In some cases, especially when ascites was present, we observed a slight offset between the CT scan or the 3D data, respectively, and the actual position of the portal vein. The reason for this is most likely a tilt of the sometimes very hard liver, due to the placement of the rigid foreign material in the hepatic veins. Ultimately, even with low offsets of the method proposed here, the main advantage is that the puncture attempts of the portal vein mainly take place in the correct area. A lateral projection of the beam path can also be applied for a.p. orientation, with the fused data rotating analogously on the live monitor; thus, anterior, or posterior correction of the needle tip can be targeted. In contrast, fluoroscopically guided puncture of the portal vein alone results in a series of punctures that may be well off-target but fully contribute to the patient’s procedural risk [3, 4].
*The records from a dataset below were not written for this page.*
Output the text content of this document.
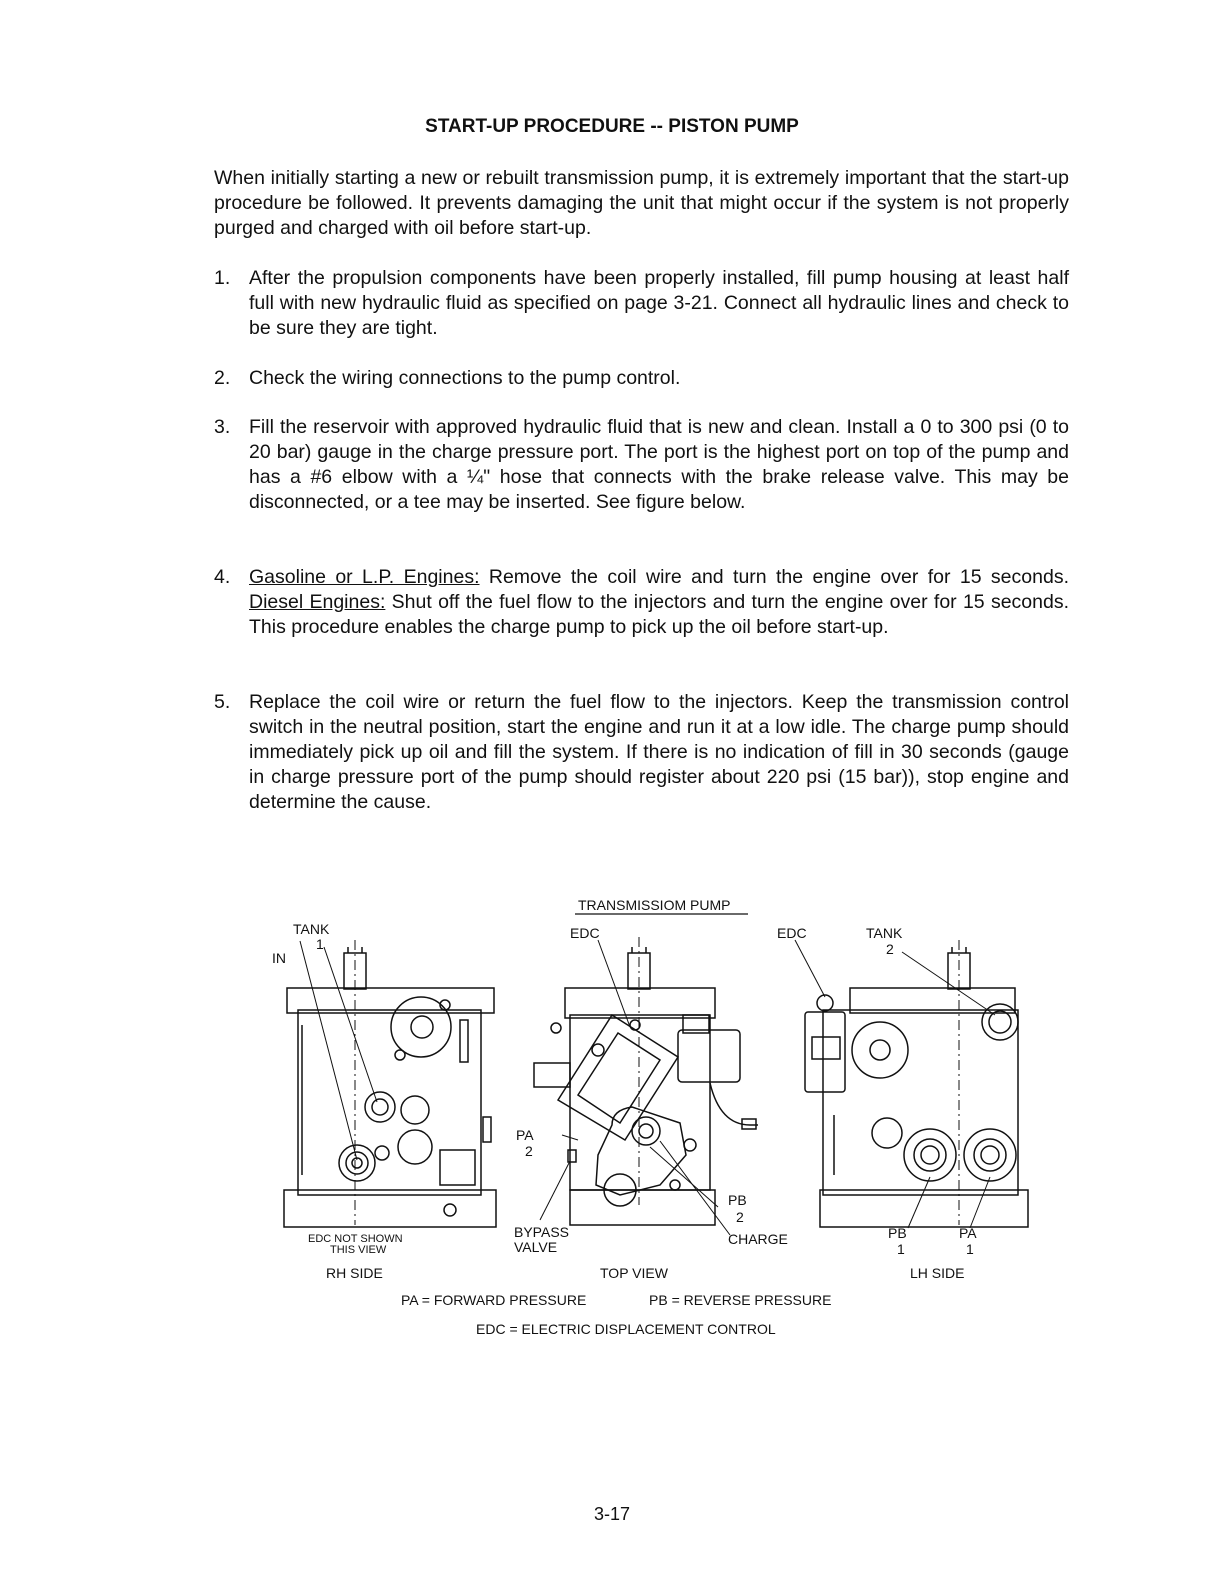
START-UP PROCEDURE -- PISTON PUMP
When initially starting a new or rebuilt transmission pump, it is extremely important that the start-up procedure be followed. It prevents damaging the unit that might occur if the system is not properly purged and charged with oil before start-up.
1. After the propulsion components have been properly installed, fill pump housing at least half full with new hydraulic fluid as specified on page 3-21. Connect all hydraulic lines and check to be sure they are tight.
2. Check the wiring connections to the pump control.
3. Fill the reservoir with approved hydraulic fluid that is new and clean. Install a 0 to 300 psi (0 to 20 bar) gauge in the charge pressure port. The port is the highest port on top of the pump and has a #6 elbow with a ¼" hose that connects with the brake release valve. This may be disconnected, or a tee may be inserted. See figure below.
4. Gasoline or L.P. Engines: Remove the coil wire and turn the engine over for 15 seconds. Diesel Engines: Shut off the fuel flow to the injectors and turn the engine over for 15 seconds. This procedure enables the charge pump to pick up the oil before start-up.
5. Replace the coil wire or return the fuel flow to the injectors. Keep the transmission control switch in the neutral position, start the engine and run it at a low idle. The charge pump should immediately pick up oil and fill the system. If there is no indication of fill in 30 seconds (gauge in charge pressure port of the pump should register about 220 psi (15 bar)), stop engine and determine the cause.
TRANSMISSIOM PUMP
TANK
1
IN
EDC NOT SHOWN
THIS VIEW
RH SIDE
EDC
PA
2
BYPASS
VALVE
PB
2
CHARGE
TOP VIEW
EDC	TANK
2
PB
1
PA
1
LH SIDE
PA = FORWARD PRESSURE	PB = REVERSE PRESSURE
EDC = ELECTRIC DISPLACEMENT CONTROL
3-17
The utilization of angio-CT in TIPS procedures can offer an effective option. Nonetheless, the decision to use this method should be carefully considered by an experienced interventional radiologist, taking into account the patient’s specific characteristics, available equipment, and institutional protocols. Optimal patient outcomes hinge upon close collaboration and communication among all clinical partners, including the radiologist, interventionalist, and other healthcare professionals. Ensuring thorough coordination throughout the entirety of the process allows for the most beneficial outcome for the patient.

Limitations

This study is a single-center study with a relatively small study population. The patients have not methodically been randomized for the groups; the interventional radiologist dichotomized patients based on the estimated degree of difficulty of the procedure and the availability of the angio-CT. For difficult cases, the angio-CT was preferred; this further supports the here-presented results as those seemingly more difficult cases still exhibited lower radiation exposure and intervention times. The difference of the area dose product seems to be over-proportionally increased in the conventionally treated group comparing the difference of the fluoroscopy time. This might be caused by the subjective need for better image quality by the interventional radiologist in prolonged procedures with selecting more radiation-intensive setups. Furthermore, the groups have not been matched for their body mass index, nor was this parameter assessed. Lastly, the here-proposed method has not been compared to the standard method including recommended ultrasound guidance of the portal vein puncture by an experienced additional physician; this is also a limitation for the comparison of radiation doses of the procedural fluoroscopy. It should be mentioned that the relevantly reduced mortality (3/10 vs. 0/10) in the cohort of patients in whom hybrid TIPS was performed could be a statistical fluctuation since the level of significance was not reached.

Conclusion

TIPS procedure using Angio-CT is superior to mere fluoroscopy guidance. The hybrid intervention is faster and has lower radiation exposure for the intervention team. In addition, the results of this work suggest increased patient safety. If only one interventional radiologist is available for the TIPS procedure, this intervention should be performed using angio-CT whenever available.